“God’s providence ye may call it,” answered the Captain, shaking the Goodman’s hand as if he were pumping out the hold of a sinking ship, “and I ’ll not gainsay it. The truth is I overhauled these small craft floundering around in the tide-wash with water over their scuppers ‘n’ all but wrecked, so I took ’em in tow and brought ’em ashore!”
Their mother, meanwhile, had not waited for explanations. Seeing how chilled they were, she had hurried the children to the loft above the one room of the cabin and was already giving them a rub-down and getting out dry clean clothes while they told her their adventure.
“Thank God you are safe,” she said, clasping them both in her arms, when the tale was told.
“Thank Captain Sanders as well, Mother,” said Daniel. “Had it not been for him, I doubt if we could have reached the shore.”
“Let this be a lesson to you, then,” said the Goodwife, loosening her clasp and picking up the wet clothing. “You know well about the tide! Nancy, child, why art thou so wild and reckless? Thou art the cause of much anxiety.”
At her mother’s reproof, gentle though it was, poor Nancy flopped over on her stomach, and, burying her face in her hands, gave way to tears.
“It ’s all because I am so wicked,” she moaned. “My sins are as scarlet! Oh, Mother, dost think God will cause the lightning to strike us dead to punish me?” She shuddered with fear as a flash shone through the chinks of the logs and for an instant lighted the dim loft.
Her mother put down the wet clothes and, lifting her little daughter tenderly in her arms, laid her on her bed. “God maketh the rain to fall on both the just and the unjust,” she said soothingly. “Rest here while I go down and get supper.”

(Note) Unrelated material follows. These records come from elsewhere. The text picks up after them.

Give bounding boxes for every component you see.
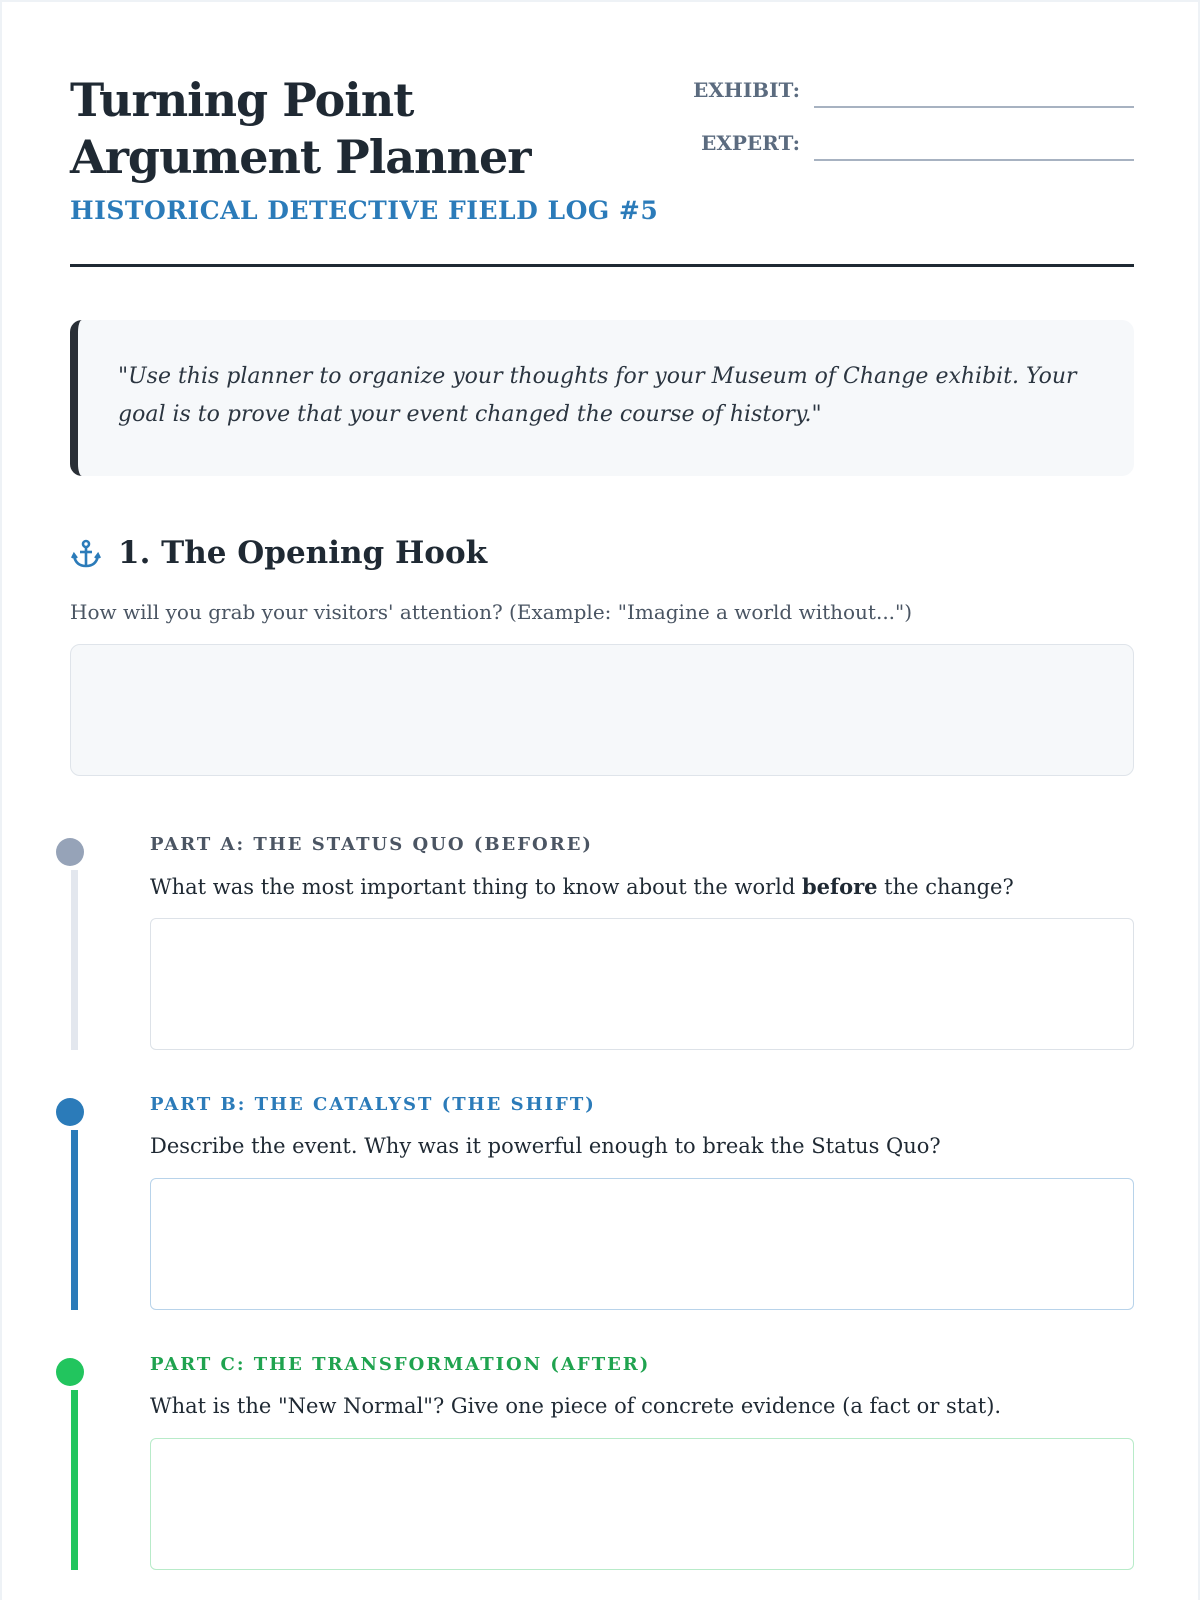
exhibit-field[interactable] bbox=[814, 106, 1134, 108]
hook-answer-box[interactable] bbox=[70, 644, 1134, 776]
part-c-answer-box[interactable] bbox=[150, 1438, 1134, 1570]
hook-title: 1. The Opening Hook bbox=[118, 535, 488, 571]
part-c-label: PART C: THE TRANSFORMATION (AFTER) bbox=[150, 1354, 651, 1375]
part-c-question: What is the "New Normal"? Give one piece of concrete evidence (a fact or stat). bbox=[150, 1394, 1002, 1418]
timeline-dot-a bbox=[56, 838, 84, 866]
exhibit-label: EXHIBIT: bbox=[693, 78, 800, 102]
header-divider bbox=[70, 264, 1134, 267]
part-b-question: Describe the event. Why was it powerful enough to break the Status Quo? bbox=[150, 1134, 941, 1158]
intro-quote-box bbox=[70, 320, 1134, 476]
timeline-dot-c bbox=[56, 1358, 84, 1386]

She covered her warmly with a homespun blanket, and, accompanied by Dan, made her way down the ladder. She found her husband putting fresh logs on the fire and stirring the coals to a blaze, while the Captain hung his coat on the corner of the mantel-shelf to dry. She went up to him and held out her hand. “Captain Sanders,” she said, “but for thee this might be a desolate household indeed this night.”
The Captain’s red face turned a deeper shade, and he fidgeted with embarrassment, as he took her hand in his great red paw, then dropped it suddenly as if it were hot. “Oh, stow it, ma’am, stow it,” he begged. “That is, I mean to say—why, by jolly, ma’am, a pirate could do no less when he see a fine bit of cargo like that going to the bottom!”
To the Captain’s great relief the lobsters at this moment created a diversion. He had dropped them on the hearth when he came in, and they were now clattering briskly about the room, butting into anything that came in their way in an effort to escape. He made a sudden dash after them and held them out toward Goodwife Pepperell.
“Here they be, ma’am,” he said. “I ’d saved them for my supper, and I ’d take it kindly if ye ’d cook them for me, and help eat them, too. It ’s raining cats and dogs, and if I was to start out now, I ’d have a hard time finding the Lucy Ann. Ye can’t see a rod ahead of ye in such a downpour.”